On my feet I wore only the socks I’d been sleeping in, and within seconds the snow was sending splinters of cold up my legs.
Fortunately, Fant?me had not gone far—he was sitting on the window ledge of the next shop, and began mewling piteously as soon as he saw me.
I scooped him up, calling for Lynx. I floundered about in the snow, which was past my knees, for an indeterminate amount of time—likely no more than five minutes, but that feels much longer when one is expecting to be blasted apart by a malevolent magician at any moment.
At last I found the black cat crouched beneath a staircase in the alley three doors over.
She yowled at me, her fur so fluffed she was almost round.
I could tell she would require extensive coaxing to emerge of her own accord, and I had no time.
So, regretting that I could not be more gentle, I grabbed her by the scruff and hauled her out.
She raked me with her claws for that, but I grimly maintained my grip and sprinted back to the shelter.
I became afraid, suddenly, that I’d find some other shop there instead. And then a wave of hysteria threatened to overwhelm me again, as I realized I was worrying that Havelock Renard would not be waiting for me.

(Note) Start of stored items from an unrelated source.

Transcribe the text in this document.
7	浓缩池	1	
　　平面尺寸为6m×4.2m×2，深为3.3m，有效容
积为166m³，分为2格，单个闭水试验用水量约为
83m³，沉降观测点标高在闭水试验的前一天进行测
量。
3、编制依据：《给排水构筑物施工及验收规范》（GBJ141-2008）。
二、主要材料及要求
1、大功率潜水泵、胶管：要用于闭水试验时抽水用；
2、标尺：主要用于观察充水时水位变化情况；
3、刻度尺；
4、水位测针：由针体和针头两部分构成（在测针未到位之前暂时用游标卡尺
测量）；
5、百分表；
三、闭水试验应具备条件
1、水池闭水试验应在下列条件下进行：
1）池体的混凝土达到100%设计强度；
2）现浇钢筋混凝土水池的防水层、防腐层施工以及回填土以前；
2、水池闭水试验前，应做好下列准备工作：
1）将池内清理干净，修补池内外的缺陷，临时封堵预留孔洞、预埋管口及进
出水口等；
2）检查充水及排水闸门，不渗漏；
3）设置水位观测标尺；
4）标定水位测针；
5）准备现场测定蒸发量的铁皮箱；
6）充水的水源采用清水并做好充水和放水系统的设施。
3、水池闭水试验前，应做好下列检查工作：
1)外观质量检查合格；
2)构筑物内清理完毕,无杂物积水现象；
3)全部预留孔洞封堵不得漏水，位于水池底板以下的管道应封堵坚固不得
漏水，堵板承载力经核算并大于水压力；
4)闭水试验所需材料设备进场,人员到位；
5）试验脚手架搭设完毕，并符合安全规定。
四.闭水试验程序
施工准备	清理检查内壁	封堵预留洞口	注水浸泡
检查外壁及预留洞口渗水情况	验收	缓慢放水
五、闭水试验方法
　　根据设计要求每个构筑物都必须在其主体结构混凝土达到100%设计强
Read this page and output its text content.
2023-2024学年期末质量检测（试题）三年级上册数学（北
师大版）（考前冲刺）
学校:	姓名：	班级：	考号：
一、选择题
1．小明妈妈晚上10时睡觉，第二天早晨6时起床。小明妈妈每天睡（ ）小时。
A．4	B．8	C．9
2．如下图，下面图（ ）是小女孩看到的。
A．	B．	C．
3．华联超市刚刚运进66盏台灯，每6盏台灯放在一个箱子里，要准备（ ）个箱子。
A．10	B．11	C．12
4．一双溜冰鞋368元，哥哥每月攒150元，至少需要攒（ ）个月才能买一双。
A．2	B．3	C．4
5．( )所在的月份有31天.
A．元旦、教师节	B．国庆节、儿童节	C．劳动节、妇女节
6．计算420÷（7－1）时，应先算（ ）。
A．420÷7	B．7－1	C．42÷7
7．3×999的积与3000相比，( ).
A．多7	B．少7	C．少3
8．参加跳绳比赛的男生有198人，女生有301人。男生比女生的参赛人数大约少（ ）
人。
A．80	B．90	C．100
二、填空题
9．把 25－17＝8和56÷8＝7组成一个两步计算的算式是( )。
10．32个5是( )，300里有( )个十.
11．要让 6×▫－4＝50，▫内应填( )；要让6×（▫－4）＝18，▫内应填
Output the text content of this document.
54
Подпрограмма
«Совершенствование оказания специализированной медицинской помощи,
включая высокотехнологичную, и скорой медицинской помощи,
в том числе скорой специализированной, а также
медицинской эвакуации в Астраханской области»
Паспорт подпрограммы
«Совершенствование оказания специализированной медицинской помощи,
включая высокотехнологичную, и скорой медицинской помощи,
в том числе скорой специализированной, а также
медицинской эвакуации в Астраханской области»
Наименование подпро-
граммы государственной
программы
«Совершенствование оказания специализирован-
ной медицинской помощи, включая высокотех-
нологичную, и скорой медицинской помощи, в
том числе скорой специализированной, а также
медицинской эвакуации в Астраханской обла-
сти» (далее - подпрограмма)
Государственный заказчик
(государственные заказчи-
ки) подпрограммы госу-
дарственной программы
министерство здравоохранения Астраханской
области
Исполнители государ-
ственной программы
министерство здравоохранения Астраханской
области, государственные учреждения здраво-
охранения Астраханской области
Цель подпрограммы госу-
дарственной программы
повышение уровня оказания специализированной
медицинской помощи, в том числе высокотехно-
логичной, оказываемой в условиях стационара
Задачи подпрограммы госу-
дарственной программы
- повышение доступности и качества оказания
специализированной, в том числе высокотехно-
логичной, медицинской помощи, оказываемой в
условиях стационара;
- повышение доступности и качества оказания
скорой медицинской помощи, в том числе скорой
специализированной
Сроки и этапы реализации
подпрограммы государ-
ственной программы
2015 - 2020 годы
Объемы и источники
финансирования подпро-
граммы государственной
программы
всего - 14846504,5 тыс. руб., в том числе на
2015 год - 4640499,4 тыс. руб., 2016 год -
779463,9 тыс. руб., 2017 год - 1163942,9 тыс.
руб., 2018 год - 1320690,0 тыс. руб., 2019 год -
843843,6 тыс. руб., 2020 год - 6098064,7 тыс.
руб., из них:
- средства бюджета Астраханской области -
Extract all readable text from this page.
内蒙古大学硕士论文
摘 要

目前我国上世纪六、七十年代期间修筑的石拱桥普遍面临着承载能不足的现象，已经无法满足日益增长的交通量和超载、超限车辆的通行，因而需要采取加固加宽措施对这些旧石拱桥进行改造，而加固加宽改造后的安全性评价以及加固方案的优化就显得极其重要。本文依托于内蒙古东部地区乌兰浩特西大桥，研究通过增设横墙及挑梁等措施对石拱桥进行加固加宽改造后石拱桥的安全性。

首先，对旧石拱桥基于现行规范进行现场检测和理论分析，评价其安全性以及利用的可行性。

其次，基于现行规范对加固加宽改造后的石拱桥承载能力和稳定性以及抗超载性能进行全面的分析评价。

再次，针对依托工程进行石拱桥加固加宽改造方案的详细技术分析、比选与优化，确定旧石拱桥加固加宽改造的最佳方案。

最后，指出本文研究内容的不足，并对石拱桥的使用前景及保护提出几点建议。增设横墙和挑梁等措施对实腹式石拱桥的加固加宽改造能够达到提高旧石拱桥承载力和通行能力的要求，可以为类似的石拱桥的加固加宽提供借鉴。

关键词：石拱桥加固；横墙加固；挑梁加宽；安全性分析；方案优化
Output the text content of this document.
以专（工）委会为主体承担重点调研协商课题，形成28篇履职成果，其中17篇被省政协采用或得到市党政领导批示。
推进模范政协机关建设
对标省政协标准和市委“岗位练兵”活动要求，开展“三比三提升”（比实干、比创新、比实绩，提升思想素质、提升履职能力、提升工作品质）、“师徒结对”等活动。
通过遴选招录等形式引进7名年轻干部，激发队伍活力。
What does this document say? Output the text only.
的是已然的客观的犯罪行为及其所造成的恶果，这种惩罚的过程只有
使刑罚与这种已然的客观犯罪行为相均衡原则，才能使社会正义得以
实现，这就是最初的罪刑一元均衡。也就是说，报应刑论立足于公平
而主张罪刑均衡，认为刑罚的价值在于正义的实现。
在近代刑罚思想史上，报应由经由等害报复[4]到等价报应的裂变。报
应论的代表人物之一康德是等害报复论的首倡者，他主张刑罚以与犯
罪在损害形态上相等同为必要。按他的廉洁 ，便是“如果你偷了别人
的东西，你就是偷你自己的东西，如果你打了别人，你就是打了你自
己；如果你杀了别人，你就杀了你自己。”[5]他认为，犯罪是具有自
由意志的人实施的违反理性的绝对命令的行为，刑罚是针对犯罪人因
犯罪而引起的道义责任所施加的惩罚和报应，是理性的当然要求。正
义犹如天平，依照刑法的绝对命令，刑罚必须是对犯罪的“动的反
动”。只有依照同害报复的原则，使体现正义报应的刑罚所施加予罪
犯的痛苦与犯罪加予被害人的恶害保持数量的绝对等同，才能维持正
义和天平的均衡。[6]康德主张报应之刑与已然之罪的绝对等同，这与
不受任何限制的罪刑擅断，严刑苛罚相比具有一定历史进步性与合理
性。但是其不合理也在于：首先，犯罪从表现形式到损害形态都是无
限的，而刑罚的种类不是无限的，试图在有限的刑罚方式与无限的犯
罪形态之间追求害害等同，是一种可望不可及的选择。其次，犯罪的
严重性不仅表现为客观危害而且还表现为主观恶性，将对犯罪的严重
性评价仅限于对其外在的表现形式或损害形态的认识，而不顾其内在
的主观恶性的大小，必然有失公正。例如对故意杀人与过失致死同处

But when I crossed the threshold, the shelter was still there, cats and all, and Havelock stood drumming his fingers on the counter, though it was clear he’d finished preparing his spell some time ago.
He was watching me with an odd look that seemed half reproachful and half assessing, but there was also something perplexed about it, as if he hadn’t the slightest idea what to make of me.
This was more than a little unnerving: Why should Havelock Renard bother to make anything of me at all?
Then he spoke a word, and the world split in two.